Casting a ray against a bounding volume hierarchy requires traversing the hierarchy. If a ray hits a bounding volume, then the ray is checked against the children of the bounding volume. If the bounding volume is a leaf, then it has an object inside it, and the object is checked. This is done in depth-first order. Once bounding volume intersection tests are as fast as they can be, the next place for improvement is the traversal of the hierarchy. Traversal code for shadow rays will be used in the following discussion.
In 1991, Haines published some techniques for better traversals. Several of these techniques used extra knowledge to mark bounding boxes as automatically hit and to change the order of traversal. In my experience these methods do not speed up the ray tracer and greatly increase the complexity of the code. This difference in experience may be due to changes in architecture over the last 8 years that make branches and memory accesses instead of floating point the bottleneck. It may also be due to faster bounding box tests. I have found that the best way to make the traversal fast is to make it as minimal as possible.

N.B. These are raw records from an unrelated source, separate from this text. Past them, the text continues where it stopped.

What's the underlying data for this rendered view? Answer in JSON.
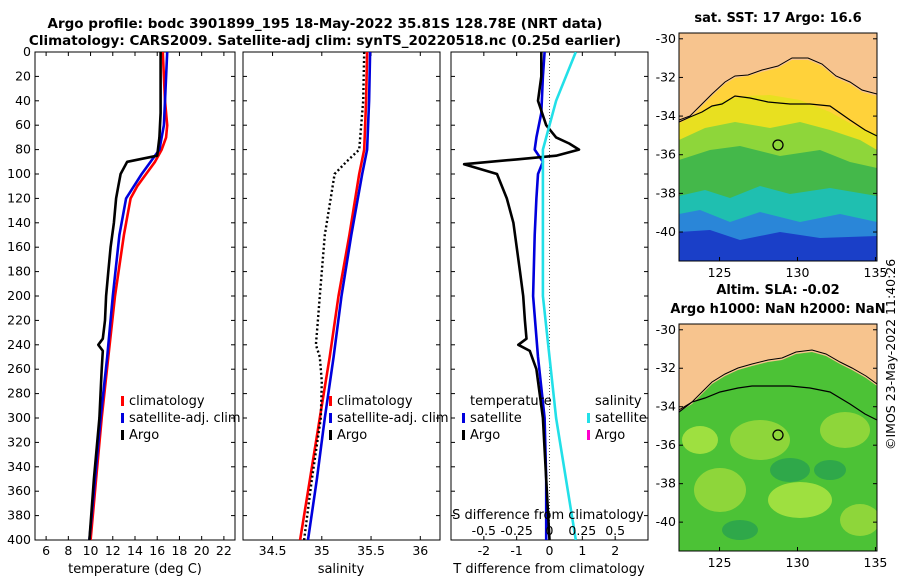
{
  "header": {
    "title_line1": "Argo profile: bodc 3901899_195 18-May-2022 35.81S 128.78E (NRT data)",
    "title_line2": "Climatology: CARS2009. Satellite-adj clim: synTS_20220518.nc (0.25d earlier)"
  },
  "timestamp": "©IMOS 23-May-2022 11:40:26",
  "colors": {
    "climatology": "#ff0000",
    "satellite": "#0000dd",
    "argo": "#000000",
    "salinity_sat": "#22e0e8",
    "salinity_argo": "#ff00cc",
    "land": "#f7c48e"
  },
  "chart_data": [
    {
      "type": "line",
      "title": "",
      "xlabel": "temperature (deg C)",
      "ylabel": "",
      "xlim": [
        5,
        23
      ],
      "ylim": [
        400,
        0
      ],
      "xticks": [
        6,
        8,
        10,
        12,
        14,
        16,
        18,
        20,
        22
      ],
      "yticks": [
        0,
        20,
        40,
        60,
        80,
        100,
        120,
        140,
        160,
        180,
        200,
        220,
        240,
        260,
        280,
        300,
        320,
        340,
        360,
        380,
        400
      ],
      "legend": [
        "climatology",
        "satellite-adj. clim",
        "Argo"
      ],
      "series": [
        {
          "name": "climatology",
          "style": "solid",
          "depth": [
            0,
            20,
            40,
            60,
            70,
            80,
            90,
            100,
            110,
            120,
            150,
            200,
            250,
            300,
            350,
            400
          ],
          "values": [
            16.5,
            16.6,
            16.7,
            16.9,
            16.8,
            16.4,
            15.8,
            15.0,
            14.2,
            13.6,
            13.0,
            12.2,
            11.6,
            11.0,
            10.5,
            10.0
          ]
        },
        {
          "name": "satellite-adj. clim",
          "style": "solid",
          "depth": [
            0,
            20,
            40,
            60,
            80,
            90,
            100,
            110,
            120,
            150,
            200,
            250,
            300,
            350,
            400
          ],
          "values": [
            16.9,
            16.8,
            16.7,
            16.6,
            16.2,
            15.4,
            14.6,
            13.9,
            13.2,
            12.6,
            12.0,
            11.5,
            10.9,
            10.4,
            9.9
          ]
        },
        {
          "name": "Argo",
          "style": "solid",
          "depth": [
            0,
            20,
            50,
            70,
            85,
            90,
            100,
            110,
            120,
            140,
            160,
            180,
            200,
            220,
            235,
            240,
            245,
            260,
            300,
            350,
            400
          ],
          "values": [
            16.3,
            16.3,
            16.3,
            16.2,
            16.0,
            13.3,
            12.7,
            12.5,
            12.3,
            12.1,
            11.8,
            11.6,
            11.4,
            11.3,
            11.1,
            10.7,
            11.1,
            11.0,
            10.8,
            10.3,
            9.9
          ]
        }
      ]
    },
    {
      "type": "line",
      "title": "",
      "xlabel": "salinity",
      "ylabel": "",
      "xlim": [
        34.2,
        36.2
      ],
      "ylim": [
        400,
        0
      ],
      "xticks": [
        34.5,
        35,
        35.5,
        36
      ],
      "legend": [
        "climatology",
        "satellite-adj. clim",
        "Argo"
      ],
      "series": [
        {
          "name": "climatology",
          "style": "solid",
          "depth": [
            0,
            40,
            80,
            100,
            150,
            200,
            250,
            300,
            350,
            400
          ],
          "values": [
            35.46,
            35.45,
            35.43,
            35.38,
            35.28,
            35.17,
            35.08,
            34.98,
            34.88,
            34.78
          ]
        },
        {
          "name": "satellite-adj. clim",
          "style": "solid",
          "depth": [
            0,
            40,
            80,
            100,
            150,
            200,
            250,
            300,
            350,
            400
          ],
          "values": [
            35.49,
            35.48,
            35.46,
            35.41,
            35.3,
            35.2,
            35.12,
            35.03,
            34.95,
            34.86
          ]
        },
        {
          "name": "Argo",
          "style": "dotted",
          "depth": [
            0,
            40,
            80,
            90,
            100,
            120,
            150,
            180,
            200,
            220,
            240,
            250,
            270,
            300,
            350,
            400
          ],
          "values": [
            35.43,
            35.42,
            35.38,
            35.25,
            35.13,
            35.09,
            35.03,
            35.0,
            34.98,
            34.96,
            34.94,
            34.98,
            35.0,
            34.99,
            34.9,
            34.82
          ]
        }
      ]
    },
    {
      "type": "line",
      "title": "",
      "xlabel": "T difference from climatology",
      "ylabel": "",
      "xlim": [
        -3,
        3
      ],
      "ylim": [
        400,
        0
      ],
      "xticks": [
        -2,
        -1,
        0,
        1,
        2
      ],
      "secondary_xlabel": "S difference from climatology",
      "secondary_xticks": [
        "-0.5",
        "-0.25",
        "0",
        "0.25",
        "0.5"
      ],
      "legend_headers": [
        "temperature",
        "salinity"
      ],
      "legend": [
        "satellite",
        "Argo",
        "satellite",
        "Argo"
      ],
      "series": [
        {
          "name": "T satellite",
          "style": "solid",
          "depth": [
            0,
            20,
            50,
            70,
            80,
            90,
            100,
            120,
            150,
            200,
            250,
            300,
            350,
            400
          ],
          "values": [
            -0.15,
            -0.2,
            -0.25,
            -0.4,
            -0.45,
            -0.2,
            -0.35,
            -0.4,
            -0.45,
            -0.5,
            -0.35,
            -0.15,
            -0.1,
            -0.1
          ]
        },
        {
          "name": "T Argo",
          "style": "solid",
          "depth": [
            0,
            20,
            40,
            60,
            70,
            75,
            80,
            85,
            88,
            92,
            100,
            120,
            140,
            160,
            180,
            200,
            220,
            235,
            240,
            245,
            260,
            300,
            350,
            400
          ],
          "values": [
            -0.25,
            -0.25,
            -0.35,
            -0.1,
            0.2,
            0.6,
            0.9,
            0.2,
            -1.0,
            -2.6,
            -1.6,
            -1.3,
            -1.1,
            -1.0,
            -0.9,
            -0.8,
            -0.75,
            -0.7,
            -0.95,
            -0.6,
            -0.4,
            -0.2,
            -0.1,
            0.0
          ]
        },
        {
          "name": "S satellite",
          "style": "solid",
          "depth": [
            0,
            40,
            80,
            120,
            200,
            300,
            400
          ],
          "values": [
            0.2,
            0.05,
            -0.05,
            -0.05,
            -0.05,
            0.05,
            0.2
          ]
        },
        {
          "name": "S Argo",
          "style": "solid",
          "depth": [],
          "values": []
        }
      ]
    }
  ],
  "maps": [
    {
      "title": "sat. SST: 17 Argo: 16.6",
      "title_line2": "",
      "yticks": [
        "-30",
        "-32",
        "-34",
        "-36",
        "-38",
        "-40"
      ],
      "xticks": [
        "125",
        "130",
        "135"
      ],
      "type": "sst"
    },
    {
      "title": "Altim. SLA: -0.02",
      "title_line2": "Argo h1000: NaN h2000: NaN",
      "yticks": [
        "-30",
        "-32",
        "-34",
        "-36",
        "-38",
        "-40"
      ],
      "xticks": [
        "125",
        "130",
        "135"
      ],
      "type": "sla"
    }
  ]
}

The simplest traversal code is to use recursion to traverse the tree in depth-first order. Figure 3(a) shows a hierarchy of bounding boxes. Depth first traversal means that bounding box A is tested, then box B, then the boxes with primitives D, E, and F. The idea is to find an intersection as soon as possible by traveling down into the tree. The biggest problem with this is the function call overhead. The compiler maintains much more state information than we need here. We can eliminate much of this overhead by changing our representation of the tree. A representation that works well is to store the left-most child, the right sibling, and the parent for each node, as in Figure 3. Using this representation we can get rid of the recursion by following the appropriate pointers. If the ray intersects the bounding box, we get to its children by following the left-most child link. If the ray misses, we get to the next node by following the right sibling link. If the right sibling is empty, we move up until either there is a right sibling, or we get back up to the root, as shown in pseudocode in Figure 4.

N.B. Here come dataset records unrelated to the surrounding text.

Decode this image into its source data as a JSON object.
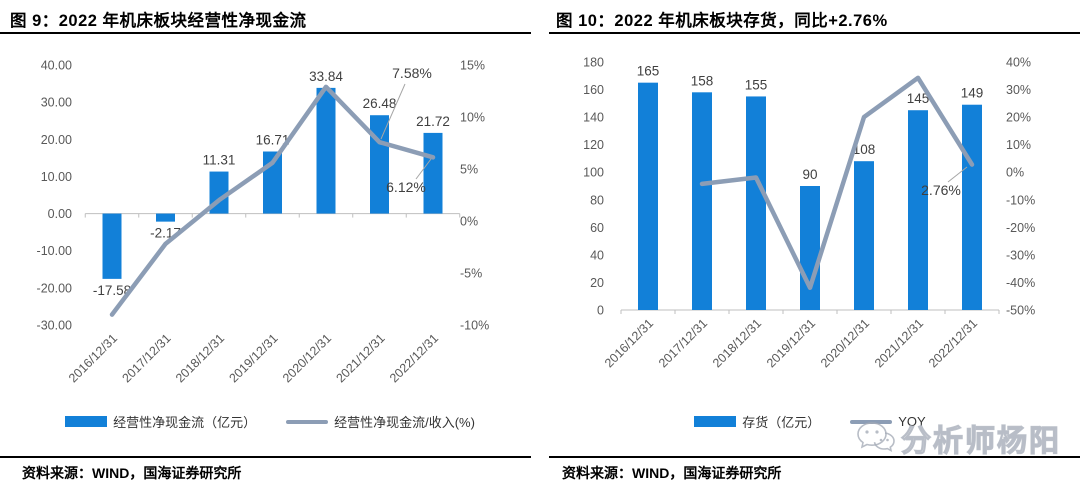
{
  "watermark": {
    "text": "分析师杨阳",
    "icon": "wechat-icon",
    "color": "#a6acb8"
  },
  "colors": {
    "bar_blue": "#1280d8",
    "line_gray": "#8c9db5",
    "axis_text": "#595959",
    "rule_black": "#000000"
  },
  "figures": [
    {
      "title": "图 9：2022 年机床板块经营性净现金流",
      "source": "资料来源：WIND，国海证券研究所",
      "legend": [
        {
          "label": "经营性净现金流（亿元）",
          "marker": "bar",
          "color": "#1280d8"
        },
        {
          "label": "经营性净现金流/收入(%)",
          "marker": "line",
          "color": "#8c9db5"
        }
      ],
      "chart_data": {
        "type": "bar+line",
        "categories": [
          "2016/12/31",
          "2017/12/31",
          "2018/12/31",
          "2019/12/31",
          "2020/12/31",
          "2021/12/31",
          "2022/12/31"
        ],
        "series": [
          {
            "name": "经营性净现金流（亿元）",
            "type": "bar",
            "axis": "left",
            "color": "#1280d8",
            "values": [
              -17.58,
              -2.17,
              11.31,
              16.71,
              33.84,
              26.48,
              21.72
            ],
            "labels": [
              "-17.58",
              "-2.17",
              "11.31",
              "16.71",
              "33.84",
              "26.48",
              "21.72"
            ]
          },
          {
            "name": "经营性净现金流/收入(%)",
            "type": "line",
            "axis": "right",
            "color": "#8c9db5",
            "values": [
              -9.0,
              -2.2,
              2.0,
              5.6,
              12.9,
              7.58,
              6.12
            ]
          }
        ],
        "left_axis": {
          "min": -30,
          "max": 40,
          "ticks": [
            "40.00",
            "30.00",
            "20.00",
            "10.00",
            "0.00",
            "-10.00",
            "-20.00",
            "-30.00"
          ]
        },
        "right_axis": {
          "min": -10,
          "max": 15,
          "ticks": [
            "15%",
            "10%",
            "5%",
            "0%",
            "-5%",
            "-10%"
          ]
        },
        "annotations": [
          {
            "text": "7.58%"
          },
          {
            "text": "6.12%"
          }
        ],
        "grid": false,
        "legend_position": "bottom"
      }
    },
    {
      "title": "图 10：2022 年机床板块存货，同比+2.76%",
      "source": "资料来源：WIND，国海证券研究所",
      "legend": [
        {
          "label": "存货（亿元）",
          "marker": "bar",
          "color": "#1280d8"
        },
        {
          "label": "YOY",
          "marker": "line",
          "color": "#8c9db5"
        }
      ],
      "chart_data": {
        "type": "bar+line",
        "categories": [
          "2016/12/31",
          "2017/12/31",
          "2018/12/31",
          "2019/12/31",
          "2020/12/31",
          "2021/12/31",
          "2022/12/31"
        ],
        "series": [
          {
            "name": "存货（亿元）",
            "type": "bar",
            "axis": "left",
            "color": "#1280d8",
            "values": [
              165,
              158,
              155,
              90,
              108,
              145,
              149
            ],
            "labels": [
              "165",
              "158",
              "155",
              "90",
              "108",
              "145",
              "149"
            ]
          },
          {
            "name": "YOY",
            "type": "line",
            "axis": "right",
            "color": "#8c9db5",
            "values": [
              null,
              -4.24,
              -1.9,
              -41.94,
              20.0,
              34.26,
              2.76
            ]
          }
        ],
        "left_axis": {
          "min": 0,
          "max": 180,
          "ticks": [
            "180",
            "160",
            "140",
            "120",
            "100",
            "80",
            "60",
            "40",
            "20",
            "0"
          ]
        },
        "right_axis": {
          "min": -50,
          "max": 40,
          "ticks": [
            "40%",
            "30%",
            "20%",
            "10%",
            "0%",
            "-10%",
            "-20%",
            "-30%",
            "-40%",
            "-50%"
          ]
        },
        "annotations": [
          {
            "text": "2.76%"
          }
        ],
        "grid": false,
        "legend_position": "bottom"
      }
    }
  ]
}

This tree traversal also does too much work. Notice that when the traversal is at a leaf or when the ray misses a bounding volume, we compute the next node. The next node is always the same, there is no reason to be computing it for each traversal. We can pre-compute the node we go to when we skip this subtree and store this skip node in each node. This step eliminates all computation of traversal related data from the traversal. There are still intersection computations, but no extra computation for determining where to go. This is expressed in pseudocode in Figure 5
The final optimization is the recognition that we only need to do depth-first traversals on the tree once it is built. This observation lets us store the tree in an array in depth-first order as in Figure 3. If the bounding volume is intersected, the next node to try is the next node in the array. If the bounding volume is missed, the next node can be found through the skip mechanism. We have effectively thrown out all the information we don't need out of the tree, although it is still possible to reconstruct it. The traversal code can be seen in Figure 6.
The array traversal approach works significantly better than the previous one, and has a couple subtle advantages. The first is better memory usage. In addition to the bounding volume, this method requires only a pointer to a primitive and a pointer to the skip node. This is very minimal. Since the nodes are arranged in the order they will be accessed in, there is more memory coherency for large environments. The second advantage is that this method requires copying data from the original tree into an array. Since the original tree is going to be thrown out, it can be augmented with extra information. Depending upon how the tree is created, this extra information can more than double the cost of each node. Now there is no penalty for this information. Storing the extra information can reduce the time to build the tree and more importantly can result in better trees. The fastest bounding volume test is the one you don't have to do.